Regresar fue un martirio. A Dávalos le preocupaba que si despedían al compañero médico que la estaba acosando se pudiera vengar de ella. “Yo le insistí en que ya renunciara, pero a ella le urgía terminar su servicio social y comenzar a trabajar como médica. Estuvo meses esperando un traslado que nunca llegó. Nadie le hizo caso”, recuerda su madre. Al compañero lo habían cambiado de turno, pero el infierno continuaba.
Un día antes de su muerte, el jueves 27 de enero, Sánchez tenía sus maletas preparadas en la consulta. Iba a irse, como cada fin de semana, a su casa en Tuxtla. Su madre recuerda la última conversación con su hija: “Estaba muy apurada. Más de lo normal. Tenía mucha prisa y la noté muy angustiada. Me contestó llorando. Insistía en que la estaban acosando y que iba a volver a buscar a la directora. Quedamos en volver a hablar cuando terminara su trabajo, pero ya no pude. Ni siquiera sé si fue esa noche o al día siguiente por la mañana cuando la mataron”.
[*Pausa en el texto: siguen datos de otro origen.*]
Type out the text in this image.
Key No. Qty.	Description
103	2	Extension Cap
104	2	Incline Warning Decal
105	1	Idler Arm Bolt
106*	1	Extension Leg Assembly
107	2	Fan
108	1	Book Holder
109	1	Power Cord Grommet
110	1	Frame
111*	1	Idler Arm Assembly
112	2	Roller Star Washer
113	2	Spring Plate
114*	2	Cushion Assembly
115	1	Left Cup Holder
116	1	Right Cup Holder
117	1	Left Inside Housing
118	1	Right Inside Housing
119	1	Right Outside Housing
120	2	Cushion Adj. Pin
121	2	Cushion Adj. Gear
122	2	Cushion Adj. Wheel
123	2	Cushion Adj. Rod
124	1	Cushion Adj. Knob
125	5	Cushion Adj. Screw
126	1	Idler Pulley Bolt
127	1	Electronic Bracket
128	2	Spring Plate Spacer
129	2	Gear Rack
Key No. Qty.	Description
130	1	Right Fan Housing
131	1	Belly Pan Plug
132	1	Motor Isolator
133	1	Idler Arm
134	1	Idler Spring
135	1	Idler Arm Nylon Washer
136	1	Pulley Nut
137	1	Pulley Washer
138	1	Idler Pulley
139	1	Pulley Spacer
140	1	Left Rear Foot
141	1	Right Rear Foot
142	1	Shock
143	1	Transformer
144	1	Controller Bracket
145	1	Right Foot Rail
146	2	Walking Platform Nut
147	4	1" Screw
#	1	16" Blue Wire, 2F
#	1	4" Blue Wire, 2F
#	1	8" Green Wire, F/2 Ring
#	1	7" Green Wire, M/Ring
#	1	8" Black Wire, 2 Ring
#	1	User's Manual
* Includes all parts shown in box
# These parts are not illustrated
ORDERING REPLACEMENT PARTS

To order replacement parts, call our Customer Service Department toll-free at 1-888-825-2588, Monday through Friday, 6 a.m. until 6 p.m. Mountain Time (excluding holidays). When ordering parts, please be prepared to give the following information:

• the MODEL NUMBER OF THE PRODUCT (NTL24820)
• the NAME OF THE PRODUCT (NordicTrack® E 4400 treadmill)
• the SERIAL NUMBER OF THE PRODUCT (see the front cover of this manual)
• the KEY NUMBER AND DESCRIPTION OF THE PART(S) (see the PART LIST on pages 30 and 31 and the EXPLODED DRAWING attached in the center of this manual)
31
Ese mismo día, el sábado, el cuerpo de su hija fue incinerado. Dávalos insiste en que ella no firmó ningún consentimiento para cremarla, tampoco sabe si alguien de su familia lo hizo. Incinerar un cadáver tras una muerte violenta, incluso aunque se trate de un suicidio, va en contra del protocolo básico que manda el Código Federal de Procedimientos Penales. Y estos días en los que la indignación por la muerte de Mariana ha escalado al debate público nacional, la Fiscalía reabre el caso como feminicidio sin contar con el cuerpo. La primera necropsia arrojaba pocos datos sobre la muerte, pero apuntaba directamente al suicidio. El abogado privado de la madre busca a contra reloj estos días otros indicios para demostrar esta nueva hipótesis.
El caso de Mariana se ha convertido en el nuevo rostro de la tragedia de los feminicidios en México. Aunque la investigación sigue abierta y sobre las causas de su muerte se plantean todavía incógnitas, el país se encuentra de nuevo ante el terror machista mil veces contado en este país. La joven denunció ante sus responsables inmediatos lo que estaba sucediendo y nadie hizo nada para protegerla. La incineración del cadáver hace más difícil una investigación pericial de lo que sucedió esa noche. Y el caso de esta médica se asoma al laberinto oscuro de la impunidad que se hace fuerte en un país con más de 10 mujeres al día asesinadas y menos del 90% de los casos resueltos.